Così la LIS (lingua italiana dei segni) dei sordi profondi, è oggi una lingua a tutti gli effetti, tutt'ora in fase di miglioramento della grammatica e della sintassi "spaziale" e di arricchimento del lessico. Pur non essendo ancora considerata una lingua nazionale, perché suddivisa in tante lingue regionali con varianti personali, subisce le stesse trasformazioni ed evoluzioni di quella verbale, di cui ha già le stesse competenze comunicative (regole per costruire frasi) e linguistiche (regole per produrre un numero potenzialmente infinito di frasi corrette).
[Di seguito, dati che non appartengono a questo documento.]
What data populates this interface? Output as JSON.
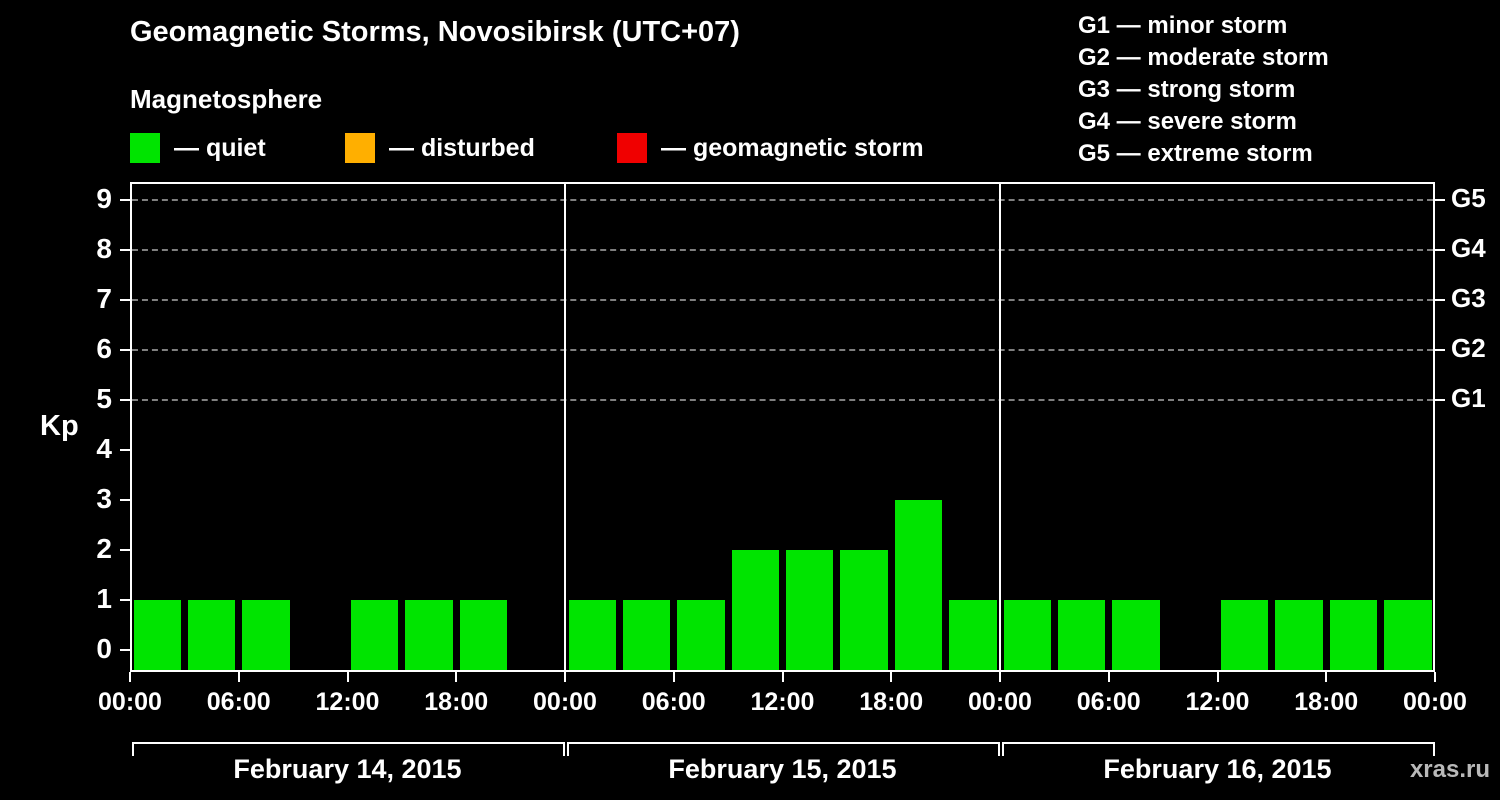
{
  "header": {
    "title": "Geomagnetic Storms, Novosibirsk (UTC+07)",
    "subtitle": "Magnetosphere"
  },
  "legend": {
    "items": [
      {
        "label": "— quiet",
        "color": "#00e400"
      },
      {
        "label": "— disturbed",
        "color": "#ffaf00"
      },
      {
        "label": "— geomagnetic storm",
        "color": "#f00000"
      }
    ]
  },
  "g_legend": [
    "G1 — minor storm",
    "G2 — moderate storm",
    "G3 — strong storm",
    "G4 — severe storm",
    "G5 — extreme storm"
  ],
  "watermark": "xras.ru",
  "chart_data": {
    "type": "bar",
    "title": "Geomagnetic Storms, Novosibirsk (UTC+07)",
    "ylabel": "Kp",
    "ylim": [
      0,
      9
    ],
    "yticks": [
      0,
      1,
      2,
      3,
      4,
      5,
      6,
      7,
      8,
      9
    ],
    "grid_kp_levels": [
      5,
      6,
      7,
      8,
      9
    ],
    "right_axis": [
      {
        "label": "G5",
        "kp": 9
      },
      {
        "label": "G4",
        "kp": 8
      },
      {
        "label": "G3",
        "kp": 7
      },
      {
        "label": "G2",
        "kp": 6
      },
      {
        "label": "G1",
        "kp": 5
      }
    ],
    "x_tick_hours": [
      "00:00",
      "06:00",
      "12:00",
      "18:00"
    ],
    "x_final_tick": "00:00",
    "hours_per_bar": 3,
    "days": [
      {
        "date": "February 14, 2015",
        "kp_values": [
          1,
          1,
          1,
          0,
          1,
          1,
          1,
          0
        ]
      },
      {
        "date": "February 15, 2015",
        "kp_values": [
          1,
          1,
          1,
          2,
          2,
          2,
          3,
          1
        ]
      },
      {
        "date": "February 16, 2015",
        "kp_values": [
          1,
          1,
          1,
          0,
          1,
          1,
          1,
          1
        ]
      }
    ],
    "colors": {
      "quiet": "#00e400",
      "disturbed": "#ffaf00",
      "storm": "#f00000",
      "grid": "#7f7f7f",
      "axis": "#ffffff",
      "background": "#000000"
    },
    "legend_position": "top"
  }
}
Il linguaggio gestuale è codice naturale di comunicazione nei primi due anni di vita di qualsiasi bambino, che esprime desideri, emozioni e sentimenti con grande varietà di gesti e con la mimica facciale. Nel bambino sordo che viene addestrato all'apprendimento oralista, il divieto di usare il linguaggio gestuale, se può rendere facile la rieducazione alla parola, può reprimere, fino a creare disturbi, la sua personalità e a volte può inaridire la sua spontaneità e spiritualità.
Per questo sono favorevole al metodo bimodale-bilingue (LIS, lingua italiana dei segni + italiano parlato) perché rispetta e potenzia le tendenze del bambino sordo, metodo sostenuto e promosso in particolare dall'Istituto di Psicologia del CNR di Roma, il quale studia gli aspetti psico-linguistici della comunicazione visivo-gestuale. Seguendo e ampliando in più vasti campi tale direzione penso - ed è la mia Utopia - che si potrà arrivare alla Comunicazione Totale con una lingua di gesti-segni-suoni accessibile e comprensibile da quanti più individui possibili.
La Comunicazione Totale rispetta i diritti di umani e non umani, alla diversità, all'eguaglianza, all'identità e all'integrità dando a tutti la possibilità di comunicare in modo essenziale e semplice con il proprio linguaggio orale, parlato, segnico, mimico-gestuale, sensitivo, scritto, tattilico, braillico, tadomico, ideografico e pittografico. La comunicazione essenziale, la comprensione, l'attenzione alla diversità dei linguaggi nella sintesi di uno, valido per tutti, ci potrebbero liberare dalle catene dell'esistenza materiale e sollevare in un mondo aereo per un abbraccio empatico verso tutto ciò che è vita, sensibilità, libertà.